Who’s the best footballer in the world today? Well, I’m going to guess a lot of people would say Lionel Messi. The question is would you like to write English the way he plays football? I would. So let’s try a thought experiment: how would Lionel Messi prepare for IELTS essays? Improbable perhaps. But you never know, he may one day choose to play for Manchester United.
Step number one.
Football is a skill, so surely just as you learn to play football by playing football, so you learn to write essays by writing essays. Easy. Well, actually no: it’s a bit more complicated than that. Take a look at this video
Is Lionel playing football? Yes he is. But what he’s really doing is training with a football practising his skills. Note also how he spends time doing the boring stuff like running up and down. What he isn’t doing is playing a full match. Do you think it’s possible that one reason he’s so good is that he spends time on those skills?.Seems quite likely to me.
Step number two
Language like football is skills based. How do you think Lionel Messi would prepare for IELTS essays? Would he practise by writing essay after essay – concentrating on finishing in 40 minutes? Or would he practise his writing skills?
A practical suggestion
If like me you think that the skills come first, I’ll make a modest suggestion: practise writing paragraphs, don’t concentrate on writing essay after essay. That way your writing skills will improve and in time you will be writing excellent essays. An IELTS essay is after all really just a collection of paragraphs. And as you write your paragraphs, think of coherence and cohesion: that is the writing equivalent of dribbling.
Coherence is the forgotten skill in IELTS writing: it’s not all about grammar and vocabulary. To read more about it, try coherence.
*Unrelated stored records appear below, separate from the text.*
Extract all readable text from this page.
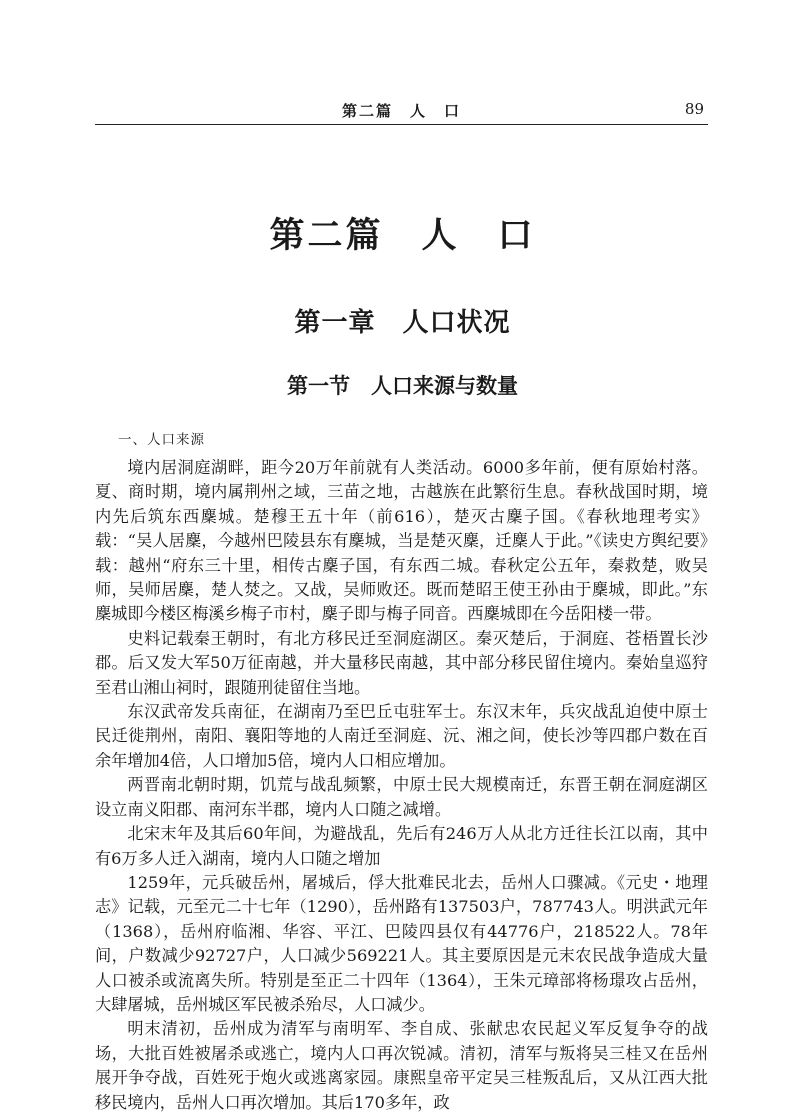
第二篇　人　口	89
第二篇　人　口
第一章　人口状况
第一节　人口来源与数量
一、人口来源

境内居洞庭湖畔，距今20万年前就有人类活动。6000多年前，便有原始村落。夏、商时期，境内属荆州之域，三苗之地，古越族在此繁衍生息。春秋战国时期，境内先后筑东西麇城。楚穆王五十年（前616），楚灭古麇子国。《春秋地理考实》载：“吴人居麇，今越州巴陵县东有麇城，当是楚灭麇，迁麇人于此。”《读史方舆纪要》载：越州“府东三十里，相传古麇子国，有东西二城。春秋定公五年，秦救楚，败吴师，吴师居麇，楚人焚之。又战，吴师败还。既而楚昭王使王孙由于麇城，即此。”东麇城即今楼区梅溪乡梅子市村，麇子即与梅子同音。西麇城即在今岳阳楼一带。

史料记载秦王朝时，有北方移民迁至洞庭湖区。秦灭楚后，于洞庭、苍梧置长沙郡。后又发大军50万征南越，并大量移民南越，其中部分移民留住境内。秦始皇巡狩至君山湘山祠时，跟随刑徒留住当地。

东汉武帝发兵南征，在湖南乃至巴丘屯驻军士。东汉末年，兵灾战乱迫使中原士民迁徙荆州，南阳、襄阳等地的人南迁至洞庭、沅、湘之间，使长沙等四郡户数在百余年增加4倍，人口增加5倍，境内人口相应增加。

两晋南北朝时期，饥荒与战乱频繁，中原士民大规模南迁，东晋王朝在洞庭湖区设立南义阳郡、南河东半郡，境内人口随之减增。

北宋末年及其后60年间，为避战乱，先后有246万人从北方迁往长江以南，其中有6万多人迁入湖南，境内人口随之增加

1259年，元兵破岳州，屠城后，俘大批难民北去，岳州人口骤减。《元史・地理志》记载，元至元二十七年（1290），岳州路有137503户，787743人。明洪武元年（1368），岳州府临湘、华容、平江、巴陵四县仅有44776户，218522人。78年间，户数减少92727户，人口减少569221人。其主要原因是元末农民战争造成大量人口被杀或流离失所。特别是至正二十四年（1364），王朱元璋部将杨璟攻占岳州，大肆屠城，岳州城区军民被杀殆尽，人口减少。

明末清初，岳州成为清军与南明军、李自成、张献忠农民起义军反复争夺的战场，大批百姓被屠杀或逃亡，境内人口再次锐减。清初，清军与叛将吴三桂又在岳州展开争夺战，百姓死于炮火或逃离家园。康熙皇帝平定吴三桂叛乱后，又从江西大批移民境内，岳州人口再次增加。其后170多年，政
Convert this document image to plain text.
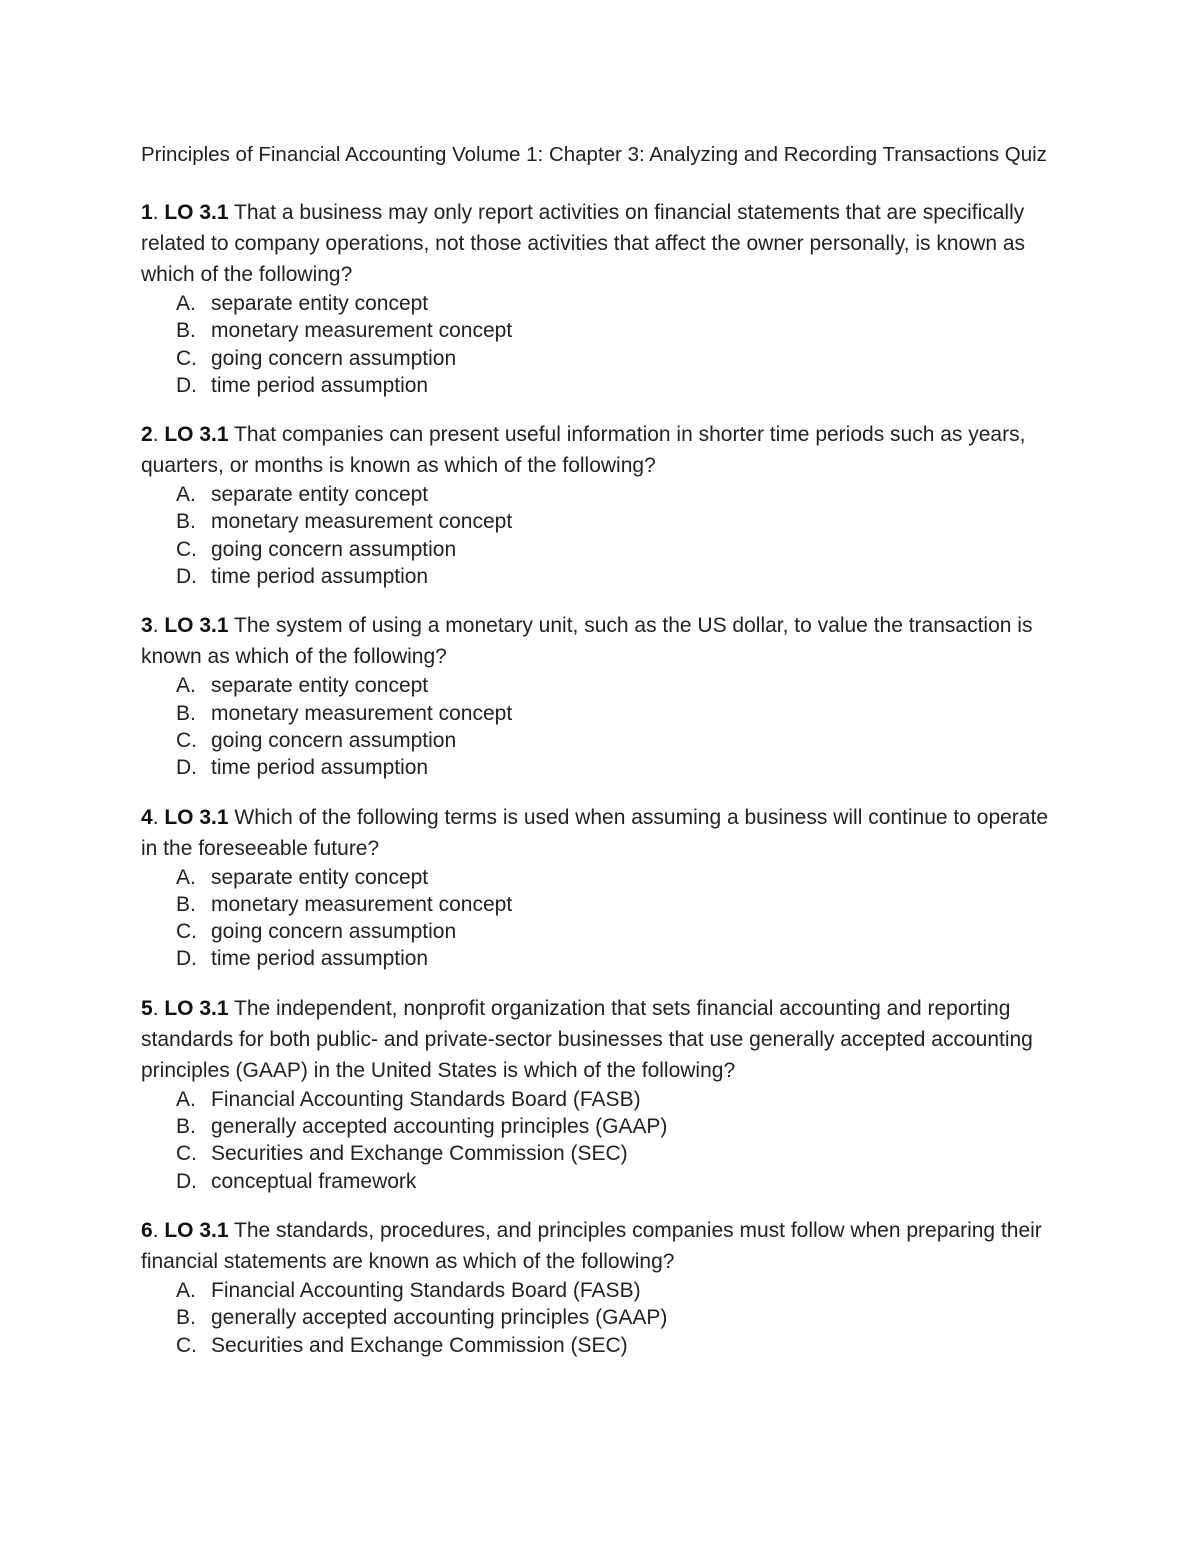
Principles of Financial Accounting Volume 1: Chapter 3: Analyzing and Recording Transactions Quiz

1. LO 3.1 That a business may only report activities on financial statements that are specifically related to company operations, not those activities that affect the owner personally, is known as which of the following?

A. separate entity concept
B. monetary measurement concept
C. going concern assumption
D. time period assumption

2. LO 3.1 That companies can present useful information in shorter time periods such as years, quarters, or months is known as which of the following?

A. separate entity concept
B. monetary measurement concept
C. going concern assumption
D. time period assumption

3. LO 3.1 The system of using a monetary unit, such as the US dollar, to value the transaction is known as which of the following?

A. separate entity concept
B. monetary measurement concept
C. going concern assumption
D. time period assumption

4. LO 3.1 Which of the following terms is used when assuming a business will continue to operate in the foreseeable future?

A. separate entity concept
B. monetary measurement concept
C. going concern assumption
D. time period assumption

5. LO 3.1 The independent, nonprofit organization that sets financial accounting and reporting standards for both public- and private-sector businesses that use generally accepted accounting principles (GAAP) in the United States is which of the following?

A. Financial Accounting Standards Board (FASB)
B. generally accepted accounting principles (GAAP)
C. Securities and Exchange Commission (SEC)
D. conceptual framework

6. LO 3.1 The standards, procedures, and principles companies must follow when preparing their financial statements are known as which of the following?

A. Financial Accounting Standards Board (FASB)
B. generally accepted accounting principles (GAAP)
C. Securities and Exchange Commission (SEC)
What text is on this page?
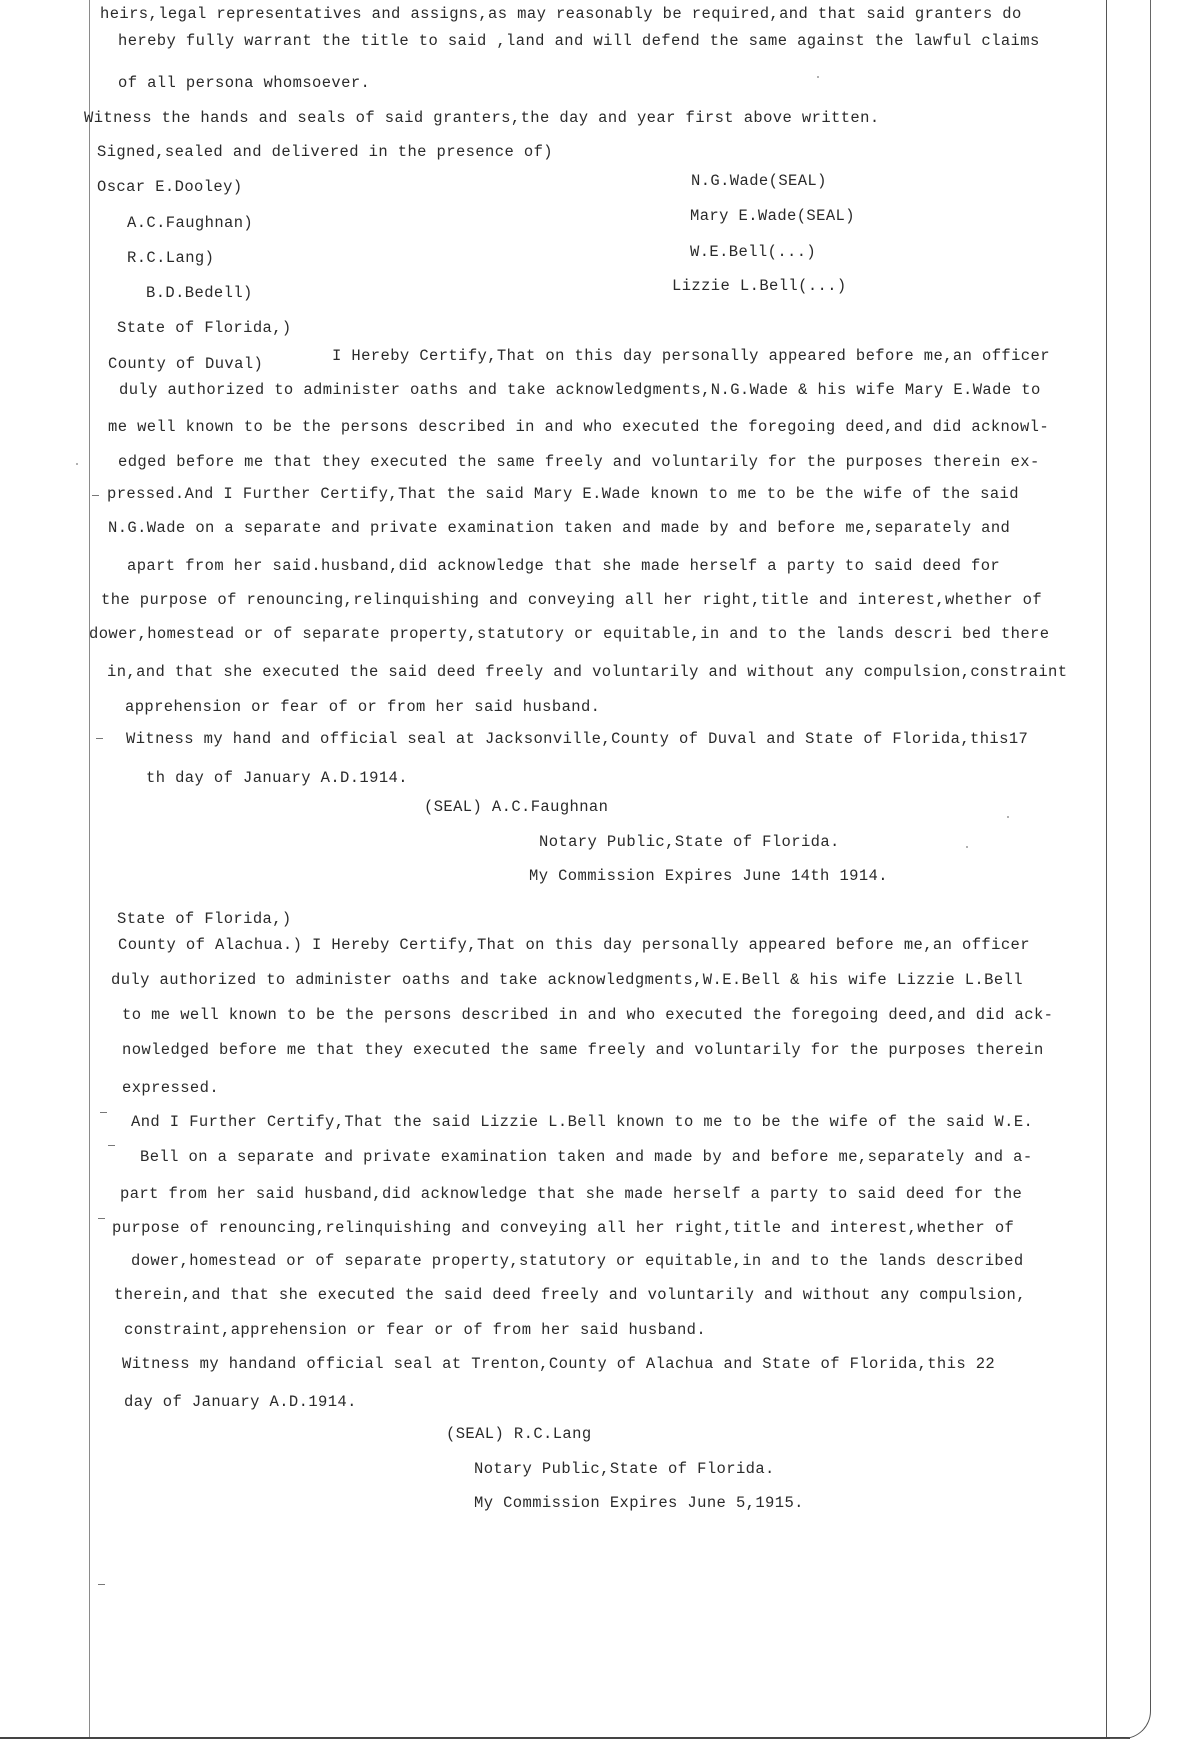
heirs,legal representatives and assigns,as may reasonably be required,and that said granters do
hereby fully warrant the title to said ,land and will defend the same against the lawful claims
of all persona whomsoever.
Witness the hands and seals of said granters,the day and year first above written.
Signed,sealed and delivered in the presence of)
Oscar E.Dooley)
A.C.Faughnan)
R.C.Lang)
B.D.Bedell)
N.G.Wade(SEAL)
Mary E.Wade(SEAL)
W.E.Bell(...)
Lizzie L.Bell(...)
State of Florida,)
County of Duval)	I Hereby Certify,That on this day personally appeared before me,an officer
duly authorized to administer oaths and take acknowledgments,N.G.Wade & his wife Mary E.Wade to
me well known to be the persons described in and who executed the foregoing deed,and did acknowl-
edged before me that they executed the same freely and voluntarily for the purposes therein ex-
pressed.And I Further Certify,That the said Mary E.Wade known to me to be the wife of the said
N.G.Wade on a separate and private examination taken and made by and before me,separately and
apart from her said.husband,did acknowledge that she made herself a party to said deed for
the purpose of renouncing,relinquishing and conveying all her right,title and interest,whether of
dower,homestead or of separate property,statutory or equitable,in and to the lands descri bed there
in,and that she executed the said deed freely and voluntarily and without any compulsion,constraint
apprehension or fear of or from her said husband.
Witness my hand and official seal at Jacksonville,County of Duval and State of Florida,this17
th day of January A.D.1914.
(SEAL) A.C.Faughnan
Notary Public,State of Florida.
My Commission Expires June 14th 1914.
State of Florida,)
County of Alachua.) I Hereby Certify,That on this day personally appeared before me,an officer
duly authorized to administer oaths and take acknowledgments,W.E.Bell & his wife Lizzie L.Bell
to me well known to be the persons described in and who executed the foregoing deed,and did ack-
nowledged before me that they executed the same freely and voluntarily for the purposes therein
expressed.
And I Further Certify,That the said Lizzie L.Bell known to me to be the wife of the said W.E.
Bell on a separate and private examination taken and made by and before me,separately and a-
part from her said husband,did acknowledge that she made herself a party to said deed for the
purpose of renouncing,relinquishing and conveying all her right,title and interest,whether of
dower,homestead or of separate property,statutory or equitable,in and to the lands described
therein,and that she executed the said deed freely and voluntarily and without any compulsion,
constraint,apprehension or fear or of from her said husband.
Witness my handand official seal at Trenton,County of Alachua and State of Florida,this 22
day of January A.D.1914.
(SEAL) R.C.Lang
Notary Public,State of Florida.
My Commission Expires June 5,1915.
Another practical suggestion
Here’s another idea for you. Don’t practise writing all your essays in 40 minutes. I know that’s what you need to do in the exam, but that does not mean you must write all your essays before the exam in 40 minutes. Indeed, if you do, what may happen is that your writing skills do not improve.
Rather the suggestion is that you start by writing a good essay in 60 minutes, then in 58 minutes, then in 56 minutes and so on. This way you will soon learn to write a good essay in 40 minutes. It may take a little time, but your writing skills will improve.